Alibaba released Qwen3.8-Max on August 3, 2026—a 2.4-trillion-parameter sparse MoE with 95B active parameters, native text+image+video input, and a 1M-token context window. The flagship API went live on QwenCloud ($2/$6 per million input/output tokens, matching GPT-5.6 Sol pricing) and is available through Vercel AI Gateway and OpenRouter. Critically, Alibaba committed to releasing open weights for both Qwen3.8-Max and a new Qwen3.8-27B during the week of August 10—the first time Alibaba has ever open-sourced a Max-class model, and without a disclosed license yet.
On agentic tasks, Qwen3.8-Max leads proprietary frontiers: it scores 86.1 on OSWorld-Verified (beating GPT-5.6 Sol Max at 83.2 and Claude Fable 5 at 85.0), 93.0 on PaperBench, and 86.6 on Terminal-Bench 2.1. Coding is tighter: it posts 67.7 on SWE-bench Pro (behind Fable 5's 80.0 and Opus 4.8's 69.2), but the gap is narrower than prior Qwen generations. On GPQA Diamond (science reasoning), it ties Fable 5 at 92.6. Arena placements show #4 in Frontend Code (1,668 Elo) and #2 in Vision (1,305), confirming real-world competitive performance. The 27B variant specs are unconfirmed but benchmarking hints from third-party tests suggest 70B-class capability on agentic workloads.

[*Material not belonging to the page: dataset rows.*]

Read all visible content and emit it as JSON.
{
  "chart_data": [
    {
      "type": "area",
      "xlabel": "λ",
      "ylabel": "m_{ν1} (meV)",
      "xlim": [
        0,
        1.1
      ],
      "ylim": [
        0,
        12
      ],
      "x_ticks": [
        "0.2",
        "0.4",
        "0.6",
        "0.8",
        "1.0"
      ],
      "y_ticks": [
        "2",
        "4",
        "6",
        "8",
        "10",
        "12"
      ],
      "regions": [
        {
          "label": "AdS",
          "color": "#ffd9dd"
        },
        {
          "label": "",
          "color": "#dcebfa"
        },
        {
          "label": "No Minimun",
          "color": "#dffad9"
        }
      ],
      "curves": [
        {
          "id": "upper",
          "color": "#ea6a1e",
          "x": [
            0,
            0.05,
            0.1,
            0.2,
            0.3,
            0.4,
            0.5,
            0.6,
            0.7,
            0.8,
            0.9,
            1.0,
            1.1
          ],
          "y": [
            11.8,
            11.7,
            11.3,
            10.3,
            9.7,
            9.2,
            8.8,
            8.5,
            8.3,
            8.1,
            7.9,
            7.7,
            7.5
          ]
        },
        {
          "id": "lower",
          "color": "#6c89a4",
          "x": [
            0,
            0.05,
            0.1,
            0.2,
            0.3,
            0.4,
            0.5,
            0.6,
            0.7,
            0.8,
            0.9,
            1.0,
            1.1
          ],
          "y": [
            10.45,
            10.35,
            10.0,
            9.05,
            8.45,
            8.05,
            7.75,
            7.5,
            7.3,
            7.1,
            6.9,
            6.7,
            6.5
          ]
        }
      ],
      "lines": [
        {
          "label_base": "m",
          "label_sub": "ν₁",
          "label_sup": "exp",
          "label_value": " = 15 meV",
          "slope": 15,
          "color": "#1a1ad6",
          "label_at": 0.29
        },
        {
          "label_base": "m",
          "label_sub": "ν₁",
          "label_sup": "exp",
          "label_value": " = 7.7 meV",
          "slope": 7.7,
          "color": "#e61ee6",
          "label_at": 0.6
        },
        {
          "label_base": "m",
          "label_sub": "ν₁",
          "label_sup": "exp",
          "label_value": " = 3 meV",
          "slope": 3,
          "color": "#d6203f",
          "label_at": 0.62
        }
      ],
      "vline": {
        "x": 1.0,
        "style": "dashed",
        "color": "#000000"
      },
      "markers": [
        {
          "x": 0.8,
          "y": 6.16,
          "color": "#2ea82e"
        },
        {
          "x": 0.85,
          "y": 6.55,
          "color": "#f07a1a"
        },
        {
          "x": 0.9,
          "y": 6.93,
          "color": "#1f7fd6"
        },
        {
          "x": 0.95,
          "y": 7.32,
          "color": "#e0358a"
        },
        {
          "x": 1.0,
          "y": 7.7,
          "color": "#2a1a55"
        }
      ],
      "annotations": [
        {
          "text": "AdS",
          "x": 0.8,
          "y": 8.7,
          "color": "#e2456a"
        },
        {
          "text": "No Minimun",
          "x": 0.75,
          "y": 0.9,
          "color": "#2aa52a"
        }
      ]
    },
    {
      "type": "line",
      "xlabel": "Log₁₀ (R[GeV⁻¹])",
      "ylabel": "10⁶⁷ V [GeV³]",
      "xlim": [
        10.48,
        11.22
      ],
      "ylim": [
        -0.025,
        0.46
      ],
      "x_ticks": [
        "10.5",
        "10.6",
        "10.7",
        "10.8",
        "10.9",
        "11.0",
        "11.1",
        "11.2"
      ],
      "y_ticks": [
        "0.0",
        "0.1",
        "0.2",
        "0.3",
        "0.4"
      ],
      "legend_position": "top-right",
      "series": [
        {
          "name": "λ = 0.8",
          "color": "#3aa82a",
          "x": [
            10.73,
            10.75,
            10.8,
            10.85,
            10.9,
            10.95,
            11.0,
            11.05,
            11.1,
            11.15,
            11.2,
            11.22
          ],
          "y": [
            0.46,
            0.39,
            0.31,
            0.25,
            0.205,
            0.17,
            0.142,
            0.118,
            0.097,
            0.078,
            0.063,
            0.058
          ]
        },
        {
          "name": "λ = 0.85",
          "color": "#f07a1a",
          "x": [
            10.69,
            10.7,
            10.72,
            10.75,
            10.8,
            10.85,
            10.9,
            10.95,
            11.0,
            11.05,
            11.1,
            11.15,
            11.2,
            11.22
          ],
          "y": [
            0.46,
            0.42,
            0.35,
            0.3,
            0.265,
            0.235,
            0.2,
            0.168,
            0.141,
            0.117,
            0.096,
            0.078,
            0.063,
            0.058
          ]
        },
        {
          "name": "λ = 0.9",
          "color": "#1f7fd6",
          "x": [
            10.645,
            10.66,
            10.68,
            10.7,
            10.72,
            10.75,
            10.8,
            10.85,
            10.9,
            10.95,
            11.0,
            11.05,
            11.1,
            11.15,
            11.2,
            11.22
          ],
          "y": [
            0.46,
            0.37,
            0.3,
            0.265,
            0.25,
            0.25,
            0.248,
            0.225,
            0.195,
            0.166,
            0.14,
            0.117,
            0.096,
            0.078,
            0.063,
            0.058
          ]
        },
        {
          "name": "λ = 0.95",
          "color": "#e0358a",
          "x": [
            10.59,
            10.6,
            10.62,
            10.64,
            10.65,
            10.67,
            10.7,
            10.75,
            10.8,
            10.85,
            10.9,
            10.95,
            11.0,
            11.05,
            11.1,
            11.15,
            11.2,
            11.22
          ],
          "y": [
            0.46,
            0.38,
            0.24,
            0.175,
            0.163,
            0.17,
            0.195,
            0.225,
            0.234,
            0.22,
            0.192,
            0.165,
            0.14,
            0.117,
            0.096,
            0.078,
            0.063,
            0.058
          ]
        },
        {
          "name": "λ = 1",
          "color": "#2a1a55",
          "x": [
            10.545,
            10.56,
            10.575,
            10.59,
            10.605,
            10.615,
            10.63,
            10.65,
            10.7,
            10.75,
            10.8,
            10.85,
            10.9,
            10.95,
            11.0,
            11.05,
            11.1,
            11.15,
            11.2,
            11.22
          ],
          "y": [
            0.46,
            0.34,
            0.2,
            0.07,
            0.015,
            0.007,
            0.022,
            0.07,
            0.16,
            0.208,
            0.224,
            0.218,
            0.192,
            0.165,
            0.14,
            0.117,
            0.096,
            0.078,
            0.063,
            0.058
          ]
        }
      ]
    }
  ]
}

For architects: Qwen3.8-Max's open-weight commitment is the structural break. If both Max and 27B land on Hugging Face this week with Apache 2.0 (or equivalent) licensing, you acquire a 2.4T flagship and a practical 27B local model in the same release, eliminating the open-source-vs-frontier-capability tradeoff that has defined 2026. The $2/$6 API parity with proprietary frontiers plus open weights resets the cost structure for self-hosted agent fleets. Watch the license text on drop day—that determines deployment freedom.